When we had talked much I asked about the yellow earth that both smelled and burned. There was such earth far to the southeast, he said. His Caddoan relatives used it for medicine. The old man had not been to the place where it was found, over a month of travel, but knew of it from other Indians.

Our corn was growing, and the hunting had been good. A small herd of buffalo had strayed into the lower valley. Keokotah no longer spoke of his village, and when I spoke of it he said, “My village is here.”

Often I wondered about his visit to his own people at the time of my visit to the caves of the mummies. He did not speak of it, but I believed he had found himself no longer at ease among them.

The Englishman had begun it. In his loneliness he had talked long hours with the boy, until the thoughts of Keokotah had made him a stranger among his own people.

When alone Komi and I spoke of this, and she looked into my eyes and spoke of herself. “I, too, miss my people. Here we have no fire. There is no temple and no priest.”

“Are you not a priestess?”

“I am.”

“There can be a sacred fire.”

“It would not be the same. Our sacred fire was a gift of the Sun.”

“Am I not a master of mysteries?”

She looked long into my eyes, seeking the truth.

“Did not the Ni’kwana see me as such?”

“Yes, but—”

“If a scared fire will make you happy, I shall give you such a fire. I will give you fire from the sun.”

“You?”

“Soon, when the time is right, I will bring fire from the sun.”

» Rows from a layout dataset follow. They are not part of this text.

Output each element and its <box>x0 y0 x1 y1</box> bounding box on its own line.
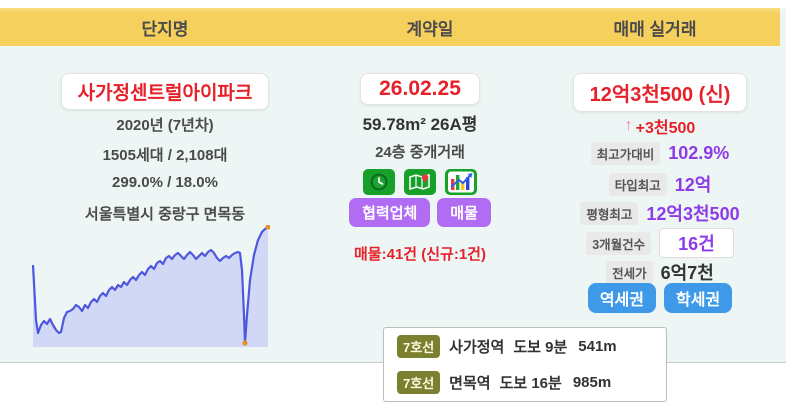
distance: 541m <box>578 338 617 355</box>
chart-icon[interactable] <box>445 169 477 195</box>
map-icon[interactable] <box>404 169 436 195</box>
stat-row-type-max: 타입최고 12억 <box>535 171 785 197</box>
price-change-value: +3천500 <box>635 120 696 137</box>
stat-value: 102.9% <box>668 143 730 163</box>
complex-ratios: 299.0% / 18.0% <box>112 174 218 191</box>
walk-time: 도보 9분 <box>513 339 568 356</box>
contract-floor-type: 24층 중개거래 <box>375 144 465 161</box>
stat-row-3month-count: 3개월건수 16건 <box>535 228 785 258</box>
contract-area: 59.78m² 26A평 <box>362 115 478 134</box>
price-trend-chart <box>30 224 271 350</box>
clock-icon[interactable] <box>363 169 395 195</box>
subway-line-badge: 7호선 <box>397 371 441 394</box>
stat-label: 전세가 <box>606 260 653 284</box>
stat-row-peak-ratio: 최고가대비 102.9% <box>535 142 785 165</box>
subway-line-badge: 7호선 <box>397 335 441 358</box>
subway-row: 7호선 사가정역 도보 9분 541m <box>397 335 653 358</box>
header-complex-name: 단지명 <box>141 19 189 39</box>
stat-label: 최고가대비 <box>590 142 661 165</box>
header-contract-date: 계약일 <box>406 19 454 39</box>
listing-count: 매물:41건 (신규:1건) <box>354 246 486 263</box>
header-sale-price: 매매 실거래 <box>613 19 697 39</box>
stat-value: 12억 <box>674 175 712 195</box>
subway-access-popup: 7호선 사가정역 도보 9분 541m 7호선 면목역 도보 16분 985m <box>383 327 667 402</box>
price-change: ↑ +3천500 <box>535 114 785 138</box>
station-name: 면목역 <box>449 375 491 392</box>
complex-households: 1505세대 / 2,108대 <box>102 147 228 164</box>
complex-name-button[interactable]: 사가정센트럴아이파크 <box>60 73 270 110</box>
station-area-button[interactable]: 역세권 <box>587 283 656 313</box>
stat-value: 16건 <box>659 228 734 258</box>
partners-button[interactable]: 협력업체 <box>349 198 431 227</box>
sale-price-button[interactable]: 12억3천500 (신) <box>572 73 748 112</box>
stat-value: 6억7천 <box>660 263 714 283</box>
listings-button[interactable]: 매물 <box>437 198 491 227</box>
up-arrow-icon: ↑ <box>624 117 633 134</box>
stat-label: 평형최고 <box>580 201 639 225</box>
stat-label: 타입최고 <box>608 172 667 196</box>
complex-year: 2020년 (7년차) <box>116 117 214 134</box>
complex-address: 서울특별시 중랑구 면목동 <box>84 206 246 223</box>
contract-date-button[interactable]: 26.02.25 <box>360 73 480 105</box>
walk-time: 도보 16분 <box>499 375 562 392</box>
stat-value: 12억3천500 <box>646 204 740 224</box>
stat-label: 3개월건수 <box>586 231 652 255</box>
school-area-button[interactable]: 학세권 <box>664 283 733 313</box>
station-name: 사가정역 <box>449 339 505 356</box>
table-header: 단지명 계약일 매매 실거래 <box>0 8 780 46</box>
stat-row-size-max: 평형최고 12억3천500 <box>535 200 785 226</box>
distance: 985m <box>572 374 612 391</box>
stat-row-jeonse: 전세가 6억7천 <box>535 259 785 285</box>
subway-row: 7호선 면목역 도보 16분 985m <box>397 371 653 394</box>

She did not believe me. “You do not worship the Sun.”

“The sun gives life to all things. Without the sun this would be a dark, dead world. Perhaps,” I added, “the spirit we worship is the same, and only the names are different. The message from He who rules over us all may come to each people in a different way.”

Our family had had little to do with organized religion, although my father when young had gone often to a village in Lincolnshire named Willoughby. This was the same village from which Captain John Smith of the Virginia colony had come. There had been a young minister there named Wheelwright, considered a dissident, but my father had liked his ideas and enjoyed his preaching. My brother Yance, who had married a girl from the Massachusetts Bay colony, had told me Wheelwright had come over the ocean and was known there.

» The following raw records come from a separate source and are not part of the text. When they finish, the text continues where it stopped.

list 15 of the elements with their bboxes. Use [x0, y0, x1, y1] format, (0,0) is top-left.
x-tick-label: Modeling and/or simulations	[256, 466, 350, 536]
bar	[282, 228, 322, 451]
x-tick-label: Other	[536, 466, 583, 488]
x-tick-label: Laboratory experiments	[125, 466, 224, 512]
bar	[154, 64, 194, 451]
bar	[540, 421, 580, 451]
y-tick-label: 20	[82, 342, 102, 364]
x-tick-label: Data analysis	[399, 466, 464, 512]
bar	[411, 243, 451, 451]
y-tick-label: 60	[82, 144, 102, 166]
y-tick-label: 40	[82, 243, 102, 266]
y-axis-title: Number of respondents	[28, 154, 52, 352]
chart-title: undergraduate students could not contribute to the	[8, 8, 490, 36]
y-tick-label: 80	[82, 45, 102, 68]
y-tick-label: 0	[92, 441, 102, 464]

That night I began again the study of the stars. My father and Jeremy Ring, who both knew of navigation by the stars, had taught us much. Sakim had taught us more. How much Itchakomi knew I had no idea, but I was sure she had been instructed in such lore. To produce a sacred fire I must choose the right time and the right place.

We had much of which to talk, for Itchakomi was endlessly curious about the English way of life, and often I wished I had listened more when my parents had spoken of their lives before coming to America. It had all seemed so remote and so unimportant to our lives in the colonies.

The Pawnee were skillful hunters and often shared their kills with us. In the first days we fed them and they simply rested. One woman died of her wounds, and two of the warriors were long in recovering.

It was an opportunity to learn their language and I did so, not enough to speak it well, yet enough to exchange information and for general talk. Their villages, they said, were along another river north of the Arkansas.

We gathered nuts, roots, and berries against the winter’s coming, and fuel, also. Always, at home or on the hunt, we were alert for enemies, but when they came it was not the Komantsi but the Spanish.